Critics point out that fewer students are taking Russian language courses. Bershidsky notes that “According to the Modern Language Association, about a third fewer U.S. college students took Russian language courses in 2013 than in 1960.” True enough.

But more students enter undergraduate and graduate programs already having Russian language skills. Of the nine graduate students I’ve advised at Columbia in the last decade who work on Russia, four are Russian citizens. And similar ratios likely hold for my colleagues at other Ph.D. granting institutions. The many excellent political scientists writing on Russia have little need for Russian language classes.

The data are harder to come by, but it is my impression that undergraduate populations today contain far more Russian citizens and heritage speakers whose parents left the former Soviet Union than in the past. If having a Russian in your Russian politics class was an oddity in the past, it is almost a given today at many universities.

Critics also point to deep cuts in funding for research and training. True as well. But the situation is not completely bleak. Last year, the Carnegie Corporation rewarded Russian studies programs at Columbia, Indiana and the University of Wisconsin-Madison with large grants to support graduate research on Russia.
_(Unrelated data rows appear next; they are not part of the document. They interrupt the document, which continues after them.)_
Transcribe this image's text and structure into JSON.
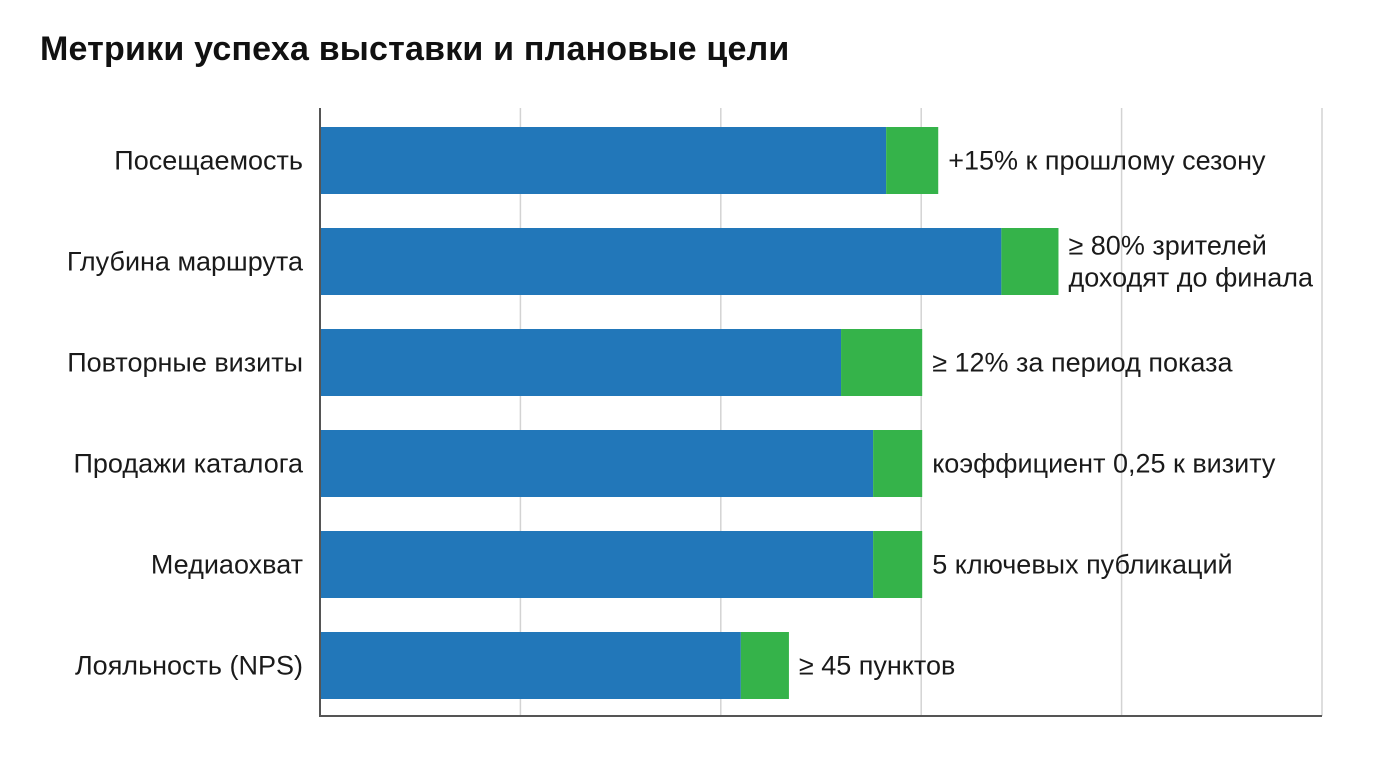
{
  "chart_data": {
    "type": "bar",
    "orientation": "horizontal",
    "stacked": true,
    "title": "Метрики успеха выставки и плановые цели",
    "categories": [
      "Посещаемость",
      "Глубина маршрута",
      "Повторные визиты",
      "Продажи каталога",
      "Медиаохват",
      "Лояльность (NPS)"
    ],
    "series": [
      {
        "values": [
          56.5,
          68,
          52,
          55.2,
          55.2,
          42
        ],
        "color": "#2277b9"
      },
      {
        "values": [
          5.2,
          5.7,
          8.1,
          4.9,
          4.9,
          4.8
        ],
        "color": "#35b34a"
      }
    ],
    "annotations": [
      [
        "+15% к прошлому сезону"
      ],
      [
        "≥ 80% зрителей",
        "доходят до финала"
      ],
      [
        "≥ 12% за период показа"
      ],
      [
        "коэффициент 0,25 к визиту"
      ],
      [
        "5 ключевых публикаций"
      ],
      [
        "≥ 45 пунктов"
      ]
    ],
    "xlim": [
      0,
      100
    ],
    "grid": true,
    "gridline_step": 20,
    "gridline_color": "#d3d3d3",
    "axis_color": "#555555",
    "xlabel": "",
    "ylabel": "",
    "legend": "none"
  }
}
There are many reasons for the all too simplistic treatments found in much popular discourse about Russia from the sheer difficulty of studying a country as opaque and complex as Russia, to a hyper-polarized media and political environment that rewards exaggeration and simplification, to the failure of academics to translate their work to a broader audience.

Certainly the academic study of Russia faces many challenges and we can use more experts in the field, particularly in the study of foreign policy. But the lack of nuance in public discourse about Russia is not rooted in the low quality of academic research in Russian studies. At least in Political Science, Russian studies is alive and well.